The second meeting of the project began with Professor Bentivogli sharing a valuable and effective online resource for understanding the Holocaust. It is a timeline covering the years from 1933 to 1945, available at timelineoftheholocaust.org. For each year, the most important events are presented, always accompanied by images and videos. These include not only original footage from the time, but also excerpts from interviews with survivors. For example, we listened to the testimony of Anne Bloch, who recalled the moment when, in 1938, her mother told her that Jewish students had officially been expelled from schools. At the time Anne was almost 12 years old, and the news reached her family through the radio. Among the photographic materials in the timeline, we found particularly disturbing an image of a board game whose aim was to escape and free oneself from Jewish enemies. This helped us understand how deeply rooted prejudice against Jews was, and how this perception of “the other” later influenced the population’s complicit behaviour when the regime implemented its extermination plan.
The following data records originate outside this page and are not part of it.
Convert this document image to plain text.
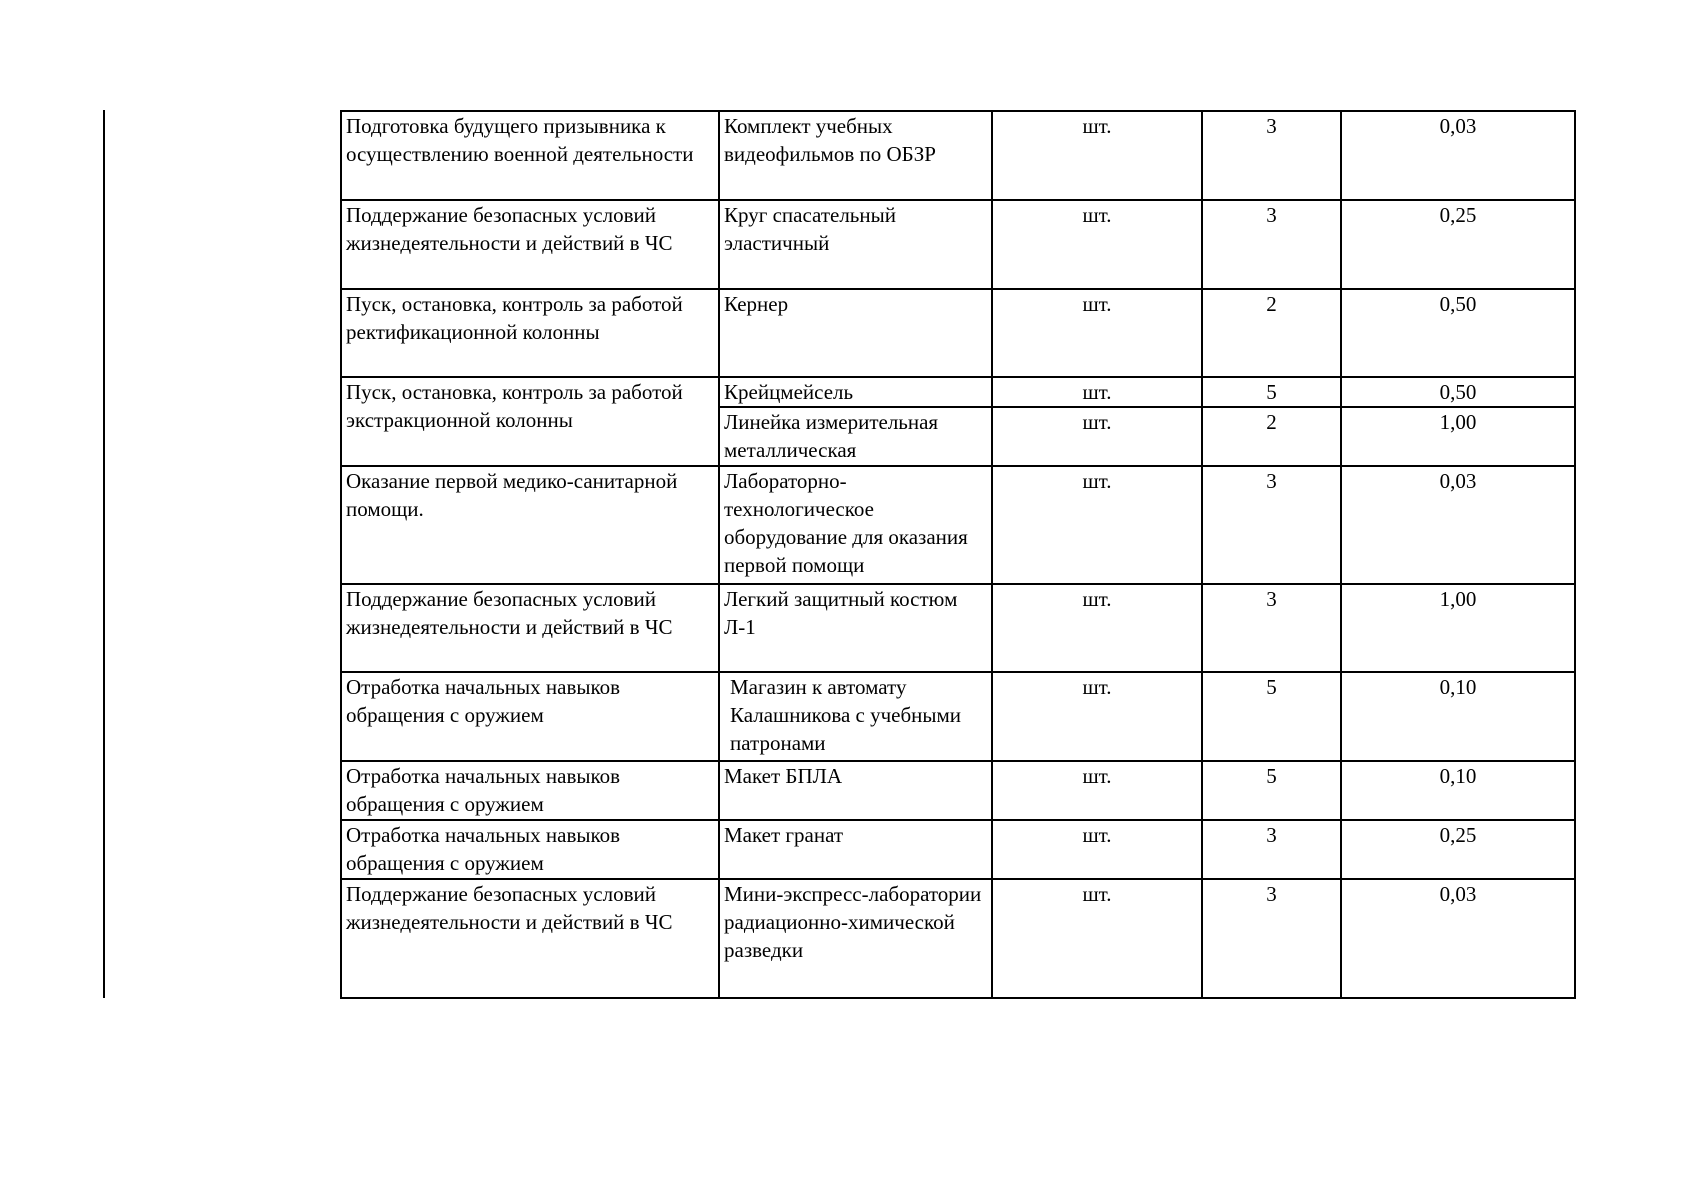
Подготовка будущего призывника к осуществлению военной деятельности	Комплект учебных видеофильмов по ОБЗР	шт.	3	0,03
Поддержание безопасных условий жизнедеятельности и действий в ЧС	Круг спасательный эластичный	шт.	3	0,25
Пуск, остановка, контроль за работой ректификационной колонны	Кернер	шт.	2	0,50
Пуск, остановка, контроль за работой экстракционной колонны	Крейцмейсель	шт.	5	0,50
	Линейка измерительная металлическая	шт.	2	1,00
Оказание первой медико-санитарной помощи.	Лабораторно-технологическое оборудование для оказания первой помощи	шт.	3	0,03
Поддержание безопасных условий жизнедеятельности и действий в ЧС	Легкий защитный костюм Л-1	шт.	3	1,00
Отработка начальных навыков обращения с оружием	Магазин к автомату Калашникова с учебными патронами	шт.	5	0,10
Отработка начальных навыков обращения с оружием	Макет БПЛА	шт.	5	0,10
Отработка начальных навыков обращения с оружием	Макет гранат	шт.	3	0,25
Поддержание безопасных условий жизнедеятельности и действий в ЧС	Мини-экспресс-лаборатории радиационно-химической разведки	шт.	3	0,03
Next, we read on the interactive board a definition of the Holocaust and a list of common misunderstandings and false beliefs that are often associated with this historical event. First of all, we linked the Shoah to the Nazi intention to eliminate the Jewish population entirely. However, during those same years and through the same methods of persecution, the regime also targeted other groups considered “harmful” to the development of the Aryan race: people with disabilities, homosexuals, political dissidents, members of religious groups such as Jehovah’s Witnesses, Slavs, Roma and Sinti, and others.
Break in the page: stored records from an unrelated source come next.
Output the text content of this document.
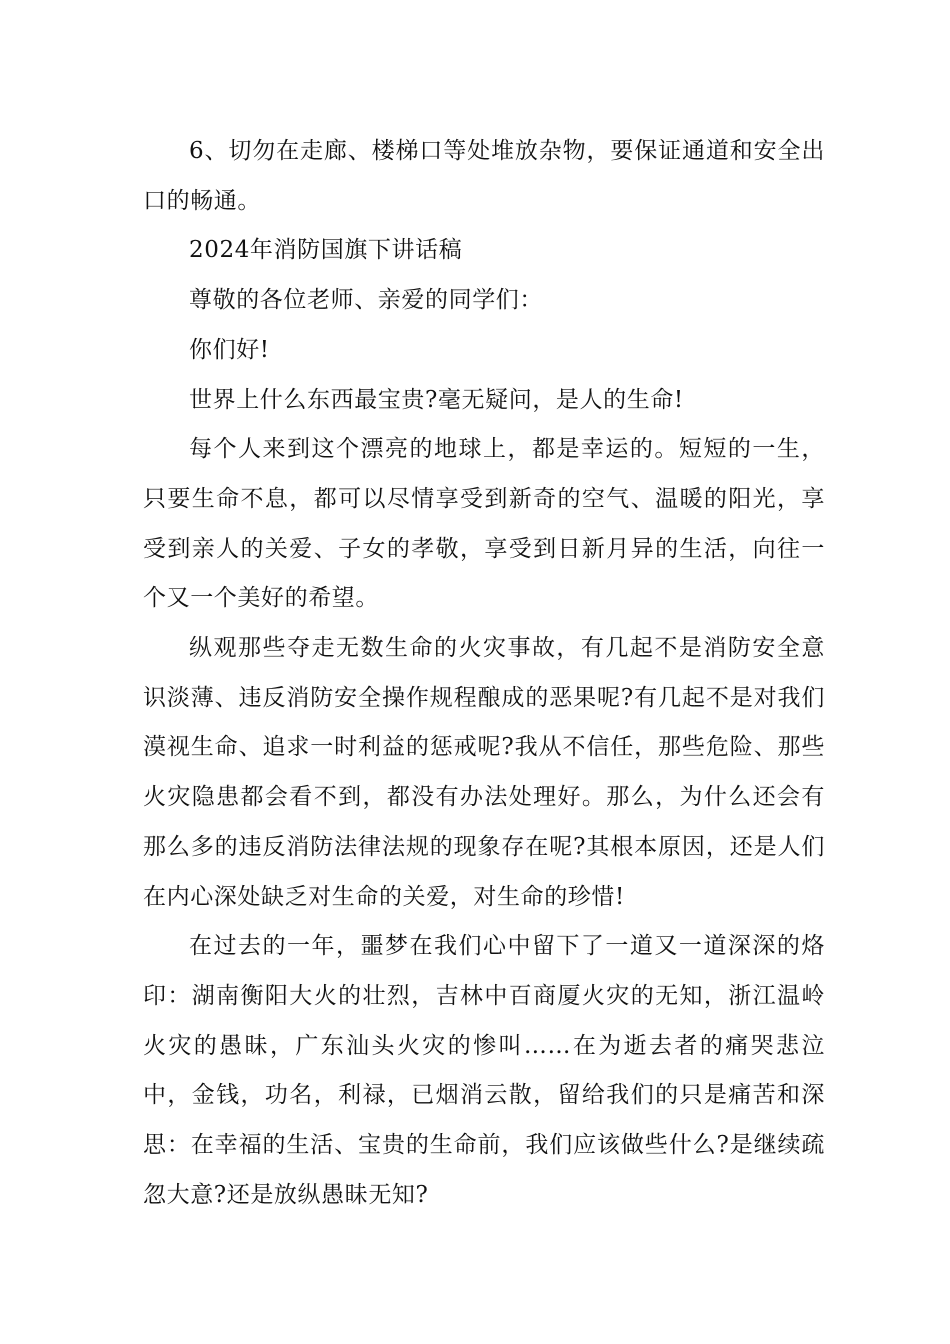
6、切勿在走廊、楼梯口等处堆放杂物，要保证通道和安全出口的畅通。

2024年消防国旗下讲话稿

尊敬的各位老师、亲爱的同学们：

你们好!

世界上什么东西最宝贵?毫无疑问，是人的生命!

每个人来到这个漂亮的地球上，都是幸运的。短短的一生，只要生命不息，都可以尽情享受到新奇的空气、温暖的阳光，享受到亲人的关爱、子女的孝敬，享受到日新月异的生活，向往一个又一个美好的希望。

纵观那些夺走无数生命的火灾事故，有几起不是消防安全意识淡薄、违反消防安全操作规程酿成的恶果呢?有几起不是对我们漠视生命、追求一时利益的惩戒呢?我从不信任，那些危险、那些火灾隐患都会看不到，都没有办法处理好。那么，为什么还会有那么多的违反消防法律法规的现象存在呢?其根本原因，还是人们在内心深处缺乏对生命的关爱，对生命的珍惜!

在过去的一年，噩梦在我们心中留下了一道又一道深深的烙印：湖南衡阳大火的壮烈，吉林中百商厦火灾的无知，浙江温岭火灾的愚昧，广东汕头火灾的惨叫……在为逝去者的痛哭悲泣中，金钱，功名，利禄，已烟消云散，留给我们的只是痛苦和深思：在幸福的生活、宝贵的生命前，我们应该做些什么?是继续疏忽大意?还是放纵愚昧无知?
In the final part of the lesson, we divided into groups and were given different images related to the history of the Holocaust. The selection ranged from examples of antisemitism dating back many centuries to the tragic end in the gas chambers, including photographs showing the catastrophic effects of the First World War. Our teachers, Professors Bentivogli and Giada Virgilio, guided us in reading the captions and reflecting on them. Each group then chose a couple of images that we felt were the most representative, most aligned with the idea of the Shoah that we had so far. Some classmates, for instance, selected a basket containing the wedding rings of Jews arriving at an extermination camp; others chose a photograph of a woman walking toward the gas chambers with her children; another group selected one of the death marches and a concentration camp just liberated by the Allies. From this, we realized our tendency to reduce the Holocaust to its final phase — the “Final Solution” — without usually focusing on everything that came before it.
Finally, among the proposed images we tried to identify some that directly disproved one of our “misconceptions.” For example, a short article from a U.S. newspaper in 1942 clearly reported the appeal of a rabbi: a real extermination operation was taking place in Europe. Therefore, it is difficult to claim that nobody knew what fate awaited those who had been torn from their homes and deported.